The Penn Libraries’ historic collection of research material on German immigrants to Pennsylvania recently grew to include a set of nine German-language newspapers published in Philadelphia at the turn of the twentieth century. A generous gift of the German Society of Pennsylvania, this collection features some of the most notable German-language newspapers in the country. These include Philadelphia Demokrat, Neue Welt, Philadelphia Tageblatt, Philadelphia freie Presse, Philadelphia Morgen-Gazette, Philadelphia Schwäbischer Merkur, Schwäbischer Merkur, Philadelphia Sonntags Journal, and Volks-Stimme: das Socialistische Wochenblatt für die Ost-Staaten.
Spanning the period from the 1870s through World War I, the newspapers provide unique insight into the German immigrant community in Philadelphia and the origins of German-American identity. At that time, first- and second-generation Germans comprised as much as 12% of the city’s population. The papers are an essential source of information about the community’s social, cultural, political, economic, and labor relations, as well as about changes to its ethnic identity over time and through crisis. To maintain a German identity in a new country and, later, to create a new and distinctly hyphenated German-American identity, immigrants created institutions such as cultural organizations, unions, holidays, and memorial events. One of the most effective of these was the establishment of a German-language press. Not only did this serve to preserve the culture and perpetuate the language, it was also a vehicle for publicizing efforts to unify German-Americans culturally and politically. Ultimately, with the advent of World War I, the later issues of the collection record the decline in efforts to ennoble German-American culture.

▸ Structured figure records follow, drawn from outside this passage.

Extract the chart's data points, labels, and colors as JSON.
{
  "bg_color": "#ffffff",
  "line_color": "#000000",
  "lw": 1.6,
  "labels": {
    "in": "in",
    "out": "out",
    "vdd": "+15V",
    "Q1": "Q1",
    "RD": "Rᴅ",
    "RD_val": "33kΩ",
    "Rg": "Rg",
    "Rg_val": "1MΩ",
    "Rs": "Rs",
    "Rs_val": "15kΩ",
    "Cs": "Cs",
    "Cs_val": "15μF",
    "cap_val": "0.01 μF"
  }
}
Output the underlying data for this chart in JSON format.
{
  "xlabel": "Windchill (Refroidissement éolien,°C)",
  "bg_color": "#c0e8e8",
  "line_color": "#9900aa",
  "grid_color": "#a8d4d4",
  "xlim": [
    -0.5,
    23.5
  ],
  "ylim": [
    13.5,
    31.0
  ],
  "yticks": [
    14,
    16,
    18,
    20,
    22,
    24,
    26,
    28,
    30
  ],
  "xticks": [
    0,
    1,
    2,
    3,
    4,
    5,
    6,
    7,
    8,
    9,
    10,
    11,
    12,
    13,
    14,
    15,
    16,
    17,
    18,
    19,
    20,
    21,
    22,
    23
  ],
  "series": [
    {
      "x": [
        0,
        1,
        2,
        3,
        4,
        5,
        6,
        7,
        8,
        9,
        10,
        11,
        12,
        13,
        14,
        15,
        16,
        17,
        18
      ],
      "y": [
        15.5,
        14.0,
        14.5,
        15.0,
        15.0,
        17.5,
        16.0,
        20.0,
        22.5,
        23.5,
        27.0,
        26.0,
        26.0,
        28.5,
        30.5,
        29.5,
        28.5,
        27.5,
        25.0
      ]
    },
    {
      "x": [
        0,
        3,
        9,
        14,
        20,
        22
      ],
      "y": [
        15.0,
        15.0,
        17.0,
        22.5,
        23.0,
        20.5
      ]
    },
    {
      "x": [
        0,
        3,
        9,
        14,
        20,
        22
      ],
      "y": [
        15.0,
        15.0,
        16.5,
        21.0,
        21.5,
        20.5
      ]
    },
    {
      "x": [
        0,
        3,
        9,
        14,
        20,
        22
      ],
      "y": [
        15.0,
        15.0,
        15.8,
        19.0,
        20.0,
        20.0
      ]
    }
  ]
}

Highlights of the collection include the Philadelphia Demokrat (1877-1907), the oldest-running daily German-language newspaper in Philadelphia, and the Philadelphia freie Presse (1877-1887), both of which provide insight into the identity and lifestyle of the middle-class German immigrants to America, their primary readership. Also of note, the Philadelphia Tageblatt (1879-1918) was an official organ of the German Social Democratic Workingmen’s Party and one of the most important German socialist publications in the country.
Much of the collection represents the last known copies extant in the world. To both preserve this extraordinary treasure for posterity and to make it broadly accessible to the public, the Penn Libraries plans to digitize the newspapers beginning in 2016. Title-level records are now available in the Libraries’ catalog, Franklin. The newspapers are available for viewing in the Kislak Center Reading Room upon request.